Besides the use of this plant for memory it is used in patients of other disease of the central nervous system and as a tonic. It is very difficult to assess these effects but some clinical trials have been carried out. Dr Appa Rao and his colleagues published three papers on Mandookaparni, the Sanskrit name of Centella asiatica.

The most interesting of these papers, published in volume eight of the Journal for Research on Indian Medicine in 1973, showed that the plant drug, when administered for a period of twelve weeks to a group of thirty mentally retarded children, improved the mental ability and the behavioural patterns of these children. The design of the trial was double blind controlled trial which has also been referred in the book Medicinal Plants of India, volume one published by the Indian Council or Medical Research.

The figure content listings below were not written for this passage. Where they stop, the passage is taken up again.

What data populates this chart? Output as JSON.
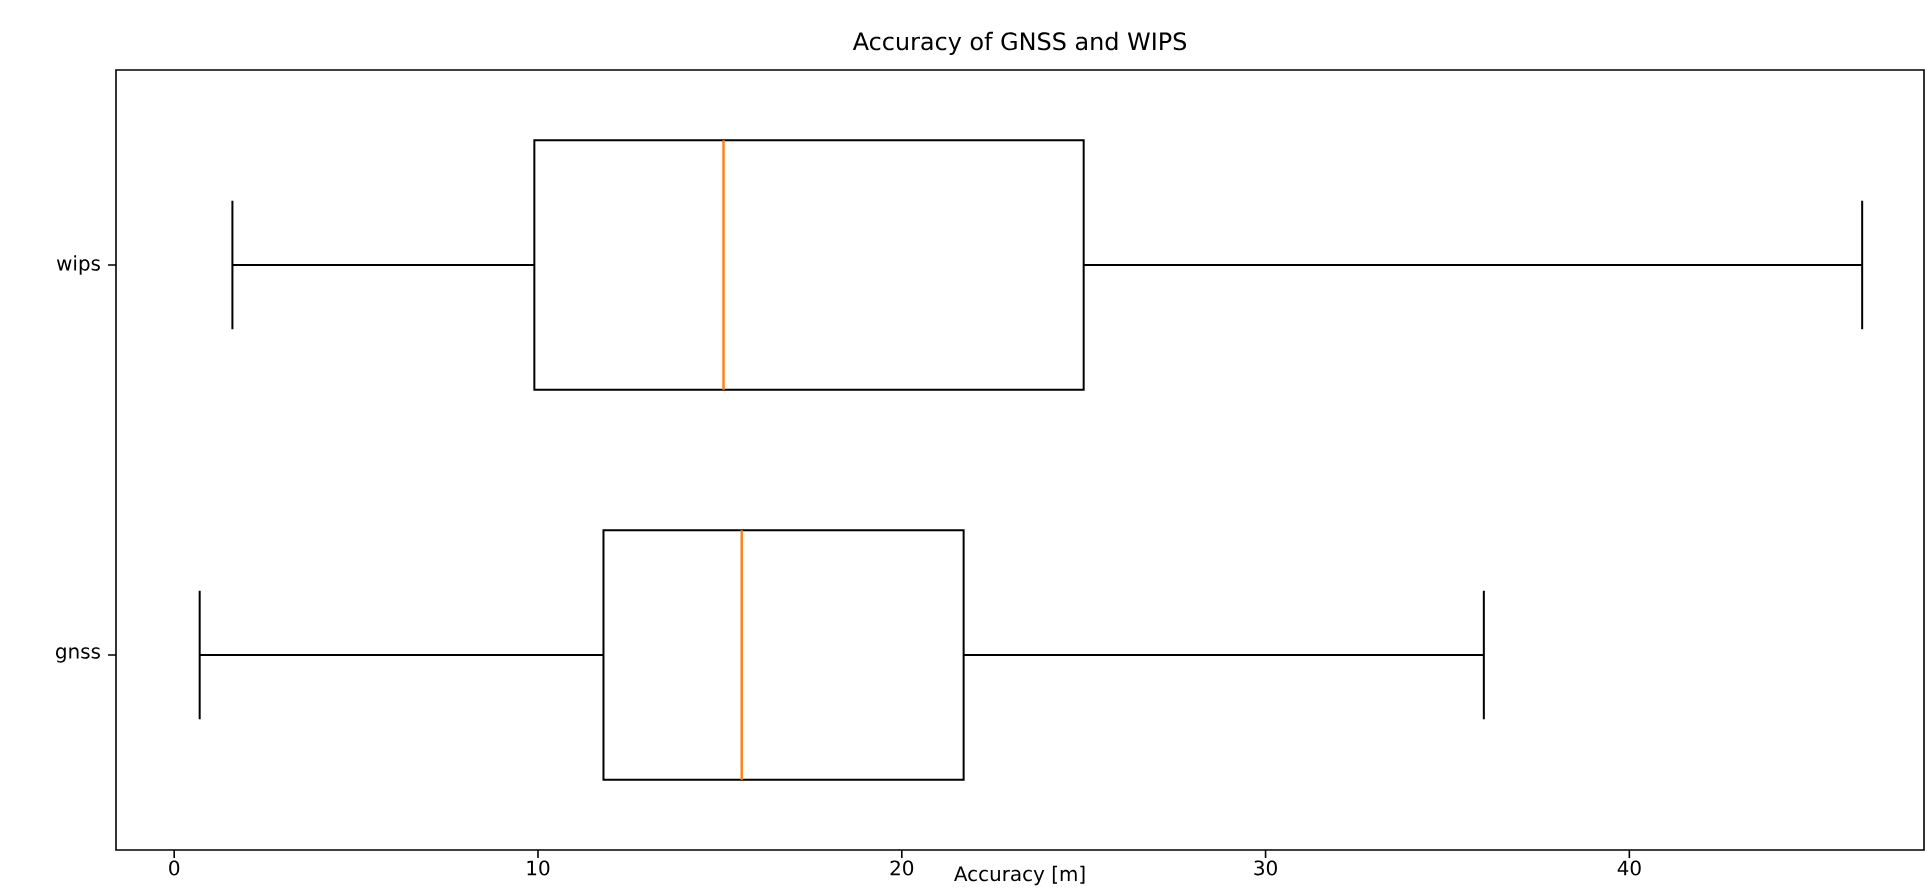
{
  "chart_data": {
    "type": "box",
    "title": "Accuracy of GNSS and WIPS",
    "xlabel": "Accuracy [m]",
    "orientation": "horizontal",
    "categories": [
      "wips",
      "gnss"
    ],
    "boxes": [
      {
        "low": 1.6,
        "q1": 9.9,
        "median": 15.1,
        "q3": 25.0,
        "high": 46.4
      },
      {
        "low": 0.7,
        "q1": 11.8,
        "median": 15.6,
        "q3": 21.7,
        "high": 36.0
      }
    ],
    "color": "#000000",
    "xlim": [
      -1.6,
      48.1
    ],
    "xticks": [
      0,
      10,
      20,
      30,
      40
    ]
  }
}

Brahmi is also used to enhance the general well being and the quality of life. It has been used for this purpose for generations. However, research methodology has made great advances in the last two decades. Modern techniques of biotechnology and immunological protective systems decrease in old age and whether plants such as brahmi could prevent such degeneration. In one article mention was made of some Korean plants which could perhaps prevent ageing. The western world, particularly USA, are using another plant gilboa for improving the capacity of old people to face old age and its problems. Brahmi could be India’s contribution to the world in this endeavour.

However, to be able to do so certain immediate steps need to be taken particularly in view of the impending changes which will take place in patent regulation in the coming years. A national task force on brahmi comprising investigators and scientists from the different systems of medicine should be carefully and critically assessed. Future work to be carried out should be clearly described and such work, should be generously funded. Efforts should be made to bring in one or two pharmaceutical concerns interested in drugs for the central nervous system. This kind of dynamic approach could yield rich intellectual and financial dividends and provide to the population a new drug from our old medicines used in Ayurveda.